At worst, DuVernay depicts Johnson and King as wary allies. In the film, Johnson agrees with King on the need for a Voting Rights Act, but he wants him to wait—Johnson has a Great Society to build—and warns that he doesn’t have the votes to push another civil rights bill on the heels of the 1964 Act, which outlawed discrimination in public accommodations. It’s not that King and Johnson are enemies—they both want to dismantle Jim Crow—as much as they have different responsibilities and priorities. In order to act, Johnson needs a push. And King gives it to him.
Now, there’s a case that even this is unfair to Johnson. While it’s true he didn’t want to introduce a voting rights bill so soon after the Civil Rights Act of 1964—he needed votes for his economic program, and he didn’t want to alienate Southern Democrats—it’s also true that, in late 1964, Johnson
told Attorney General Nicholas Katzenbach to write the “the goddamndest, toughest voting rights act you can devise.” This draft was written with help from Senate Majority Leader Mike Mansfield and Senate Minority Leader Everett Dirksen, and was the basis for the bill the leaders introduced in March 1965. The Johnson of
Selma, in other words, is much more reluctant than the Johnson of reality.
This is most clear in the scenes with Hoover (played by Dylan Baker), where Johnson allows the FBI director to harass King’s family with evidence of his infidelity. This is a far cry from real life. Yes, Johnson knew the contents of the FBI’s file on King, but there’s no evidence he conspired to smear him. That was a Hoover project, with no connection to Selma or the Voting Rights Act. Johnson may have been frustrated, but he wasn’t stupid, and attacking King would have only radicalized the movement, pushing it closer to its more militant activists. As much as King needed Johnson, Johnson needed King.
Which brings us back to our original question, arguably the only one you should ask of a movie that fictionalizes historical events: Why did the director make these choices? What is DuVernay trying to tell us when she makes Johnson more reluctant than he was, or when she shifts the timeline to give him a role in the FBI’s smear tapes? It’s possible these choices reflect ignorance, but I don’t think that’s right—
Selma gets so much
right about the period that it’s hard to believe DuVernay just didn’t know. It’s also possible they reflect malice, but again, Johnson isn’t the villain of the film—that distinction goes to Tim Roth’s (delightful) George Wallace, who doesn’t care that he’s on the “wrong side of history.”

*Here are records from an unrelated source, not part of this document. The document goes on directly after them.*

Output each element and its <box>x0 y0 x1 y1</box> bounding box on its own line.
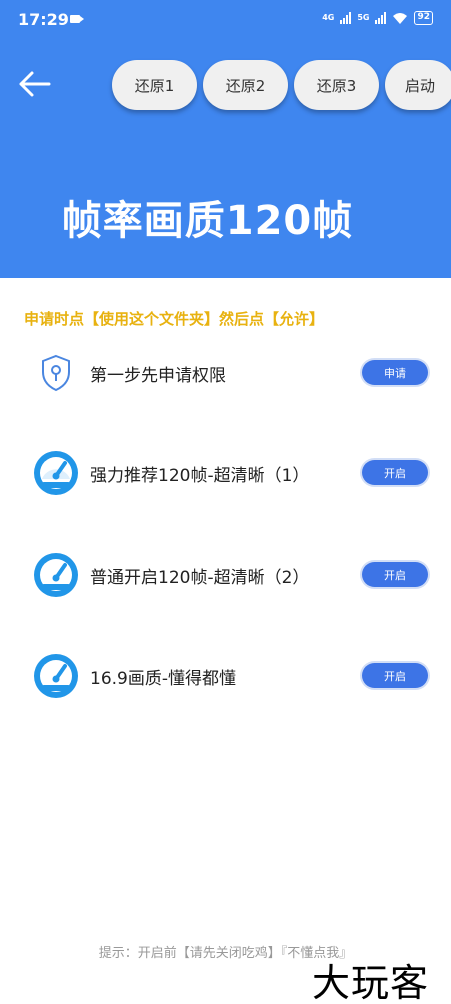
speedometer-icon <box>34 654 78 698</box>
status-time: 17:29 <box>18 10 69 29</box>
signal-icon <box>375 12 387 24</box>
network-label-1: 4G <box>322 13 335 22</box>
watermark-logo: 大玩客 <box>312 961 430 1004</box>
video-camera-icon <box>70 15 84 23</box>
header-banner: 17:29 4G 5G 92 还原1 还原2 还原3 启动 帧率画质120帧 <box>0 0 451 278</box>
wifi-icon <box>393 12 408 24</box>
restore-1-button[interactable]: 还原1 <box>112 60 197 110</box>
instruction-text: 申请时点【使用这个文件夹】然后点【允许】 <box>24 310 325 328</box>
row-label: 16.9画质-懂得都懂 <box>90 669 236 689</box>
speedometer-icon <box>34 553 78 597</box>
network-label-2: 5G <box>357 13 370 22</box>
battery-indicator: 92 <box>414 11 433 25</box>
list-item-16-9-quality: 16.9画质-懂得都懂 开启 <box>0 650 451 702</box>
apply-button[interactable]: 申请 <box>362 360 428 385</box>
list-item-permission: 第一步先申请权限 申请 <box>0 347 451 399</box>
row-label: 强力推荐120帧-超清晰（1） <box>90 466 310 486</box>
back-button[interactable] <box>14 66 54 102</box>
status-bar: 17:29 4G 5G 92 <box>0 0 451 40</box>
restore-3-button[interactable]: 还原3 <box>294 60 379 110</box>
list-item-120fps-2: 普通开启120帧-超清晰（2） 开启 <box>0 549 451 601</box>
status-icons: 4G 5G 92 <box>322 11 433 25</box>
row-label: 普通开启120帧-超清晰（2） <box>90 568 310 588</box>
list-item-120fps-1: 强力推荐120帧-超清晰（1） 开启 <box>0 447 451 499</box>
enable-button[interactable]: 开启 <box>362 460 428 485</box>
signal-icon <box>340 12 352 24</box>
shield-icon <box>42 354 70 392</box>
arrow-left-icon <box>19 71 51 97</box>
speedometer-icon <box>34 451 78 495</box>
page-title: 帧率画质120帧 <box>61 198 354 244</box>
row-label: 第一步先申请权限 <box>90 366 226 386</box>
restore-2-button[interactable]: 还原2 <box>203 60 288 110</box>
enable-button[interactable]: 开启 <box>362 663 428 688</box>
enable-button[interactable]: 开启 <box>362 562 428 587</box>
launch-button[interactable]: 启动 <box>385 60 451 110</box>
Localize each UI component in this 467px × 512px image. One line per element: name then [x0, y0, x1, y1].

If you need a clue, look at the people portrayed in the movie. If you don’t count Martin Sheen, who plays federal Judge Frank Minis Johnson Jr., Johnson and Wallace are the only politicians. Almost everyone else is an activist or an ordinary citizen: Carmen Ejogo’s Coretta Scott King, Lorraine Toussaint’s Amelia Boynton, Wendell Pierce’s Hosea Williams, Keith Stanfield’s Jimmie Lee Jackson, Stephan James’ John Lewis, Jeremy Strong’s James Reeb, André Holland’s Andrew Young, and many, many others.
Selma, simply put, is about the men and women who fought to put voting rights on the national agenda, and it engages history from their perspective. By hardening Johnson—and making him a larger roadblock than he was—DuVernay emphasizes the grass roots of the movement and the particular struggles of King and his allies. In the long argument of who matters most—activists or politicians—DuVernay falls on the side of the former, showing how citizens can expand the realm of the possible and give politicians the push—and the room—they need to act.